Excès de pouvoir
Dans cet avis, l'Afsset recommandait de ne plus installer ou d'aménager d'établissements accueillant des personnes sensibles (hôpitaux, écoles, crèches…) à moins de 100 mètres de lignes à très haute tension (THT), ni d'installer de tels lignes à proximité de ces établissements existants. Or, l'agence avait été saisie par les deux ministères pour évaluer les effets sanitaires des champs électromagnétiques extrêmement basses fréquences, rappellent les auteurs de la lettre ouverte. Ils estiment donc que ces recommandations relèvent d'un ''excès de pouvoir''.
''La direction de l'Afsset non seulement n'a pas respecté son contrat en se focalisant sur les seules lignes à haute tension, mais elle est sortie de ses prérogatives en formulant des recommandations de gestion du risque, sans hésiter pour ce faire à contredire l'avis des experts rédacteurs du rapport''. Celui-ci précise en effet, paradoxalement, que ''les preuves scientifiques d'un possible effet sanitaire à long terme sont insuffisantes pour justifier une modification des valeurs limites d'exposition actuelles''.
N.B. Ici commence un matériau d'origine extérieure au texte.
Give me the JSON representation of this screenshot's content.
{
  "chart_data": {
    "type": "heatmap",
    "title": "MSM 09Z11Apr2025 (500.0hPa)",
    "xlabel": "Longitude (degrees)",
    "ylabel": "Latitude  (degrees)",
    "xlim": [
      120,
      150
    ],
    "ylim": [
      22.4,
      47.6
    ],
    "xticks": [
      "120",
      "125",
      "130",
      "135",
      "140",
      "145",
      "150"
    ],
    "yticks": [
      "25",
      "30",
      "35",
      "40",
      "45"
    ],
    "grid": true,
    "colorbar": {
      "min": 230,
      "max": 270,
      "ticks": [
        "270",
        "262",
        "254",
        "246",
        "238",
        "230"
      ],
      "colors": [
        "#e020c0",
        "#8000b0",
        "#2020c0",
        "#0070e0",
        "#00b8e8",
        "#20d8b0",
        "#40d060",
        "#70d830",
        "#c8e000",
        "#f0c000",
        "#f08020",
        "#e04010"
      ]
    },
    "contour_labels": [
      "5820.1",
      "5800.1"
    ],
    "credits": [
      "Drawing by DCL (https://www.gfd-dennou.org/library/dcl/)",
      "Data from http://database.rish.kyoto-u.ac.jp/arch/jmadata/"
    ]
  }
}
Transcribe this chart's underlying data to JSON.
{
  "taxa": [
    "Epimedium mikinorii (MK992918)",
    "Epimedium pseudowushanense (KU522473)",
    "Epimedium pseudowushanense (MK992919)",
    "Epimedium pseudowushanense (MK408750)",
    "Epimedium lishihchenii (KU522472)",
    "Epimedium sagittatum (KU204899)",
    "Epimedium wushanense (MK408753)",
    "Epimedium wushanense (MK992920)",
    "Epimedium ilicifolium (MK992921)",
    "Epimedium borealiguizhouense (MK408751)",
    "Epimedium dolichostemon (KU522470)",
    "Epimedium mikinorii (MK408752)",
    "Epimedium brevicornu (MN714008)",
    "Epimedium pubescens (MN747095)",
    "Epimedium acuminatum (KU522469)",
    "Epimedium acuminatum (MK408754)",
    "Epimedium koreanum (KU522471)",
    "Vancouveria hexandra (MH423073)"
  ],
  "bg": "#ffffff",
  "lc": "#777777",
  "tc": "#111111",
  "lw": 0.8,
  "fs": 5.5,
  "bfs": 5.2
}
En outre, les lignes de transport d'électricité ne représentent que 20% des expositions les plus élevées aux CEM-EBF. L'Afsset aurait d'autant moins dû se ''focaliser'' sur ce thème que la saisine portait sur ''la contribution des différents équipements et situations à l'exposition''.
Rapport introuvable
La lettre ouverte est aussi très critique sur la forme. Ainsi, la publication de l'avis du 6 avril a précédé de deux semaines la publication du rapport d'experts. Ce ''rapport introuvable est une première dans l'histoire de la communication scientifique'', assurent les 8 experts. Ils reprochent à l'Afsset de les avoir ''instrumentalisés comme de simples cautions scientifiques'' et dénoncent ce ''déni de la science'' contribuant ''à inquiéter inutilement les 300.000 riverains des lignes de transport de l'électricité''.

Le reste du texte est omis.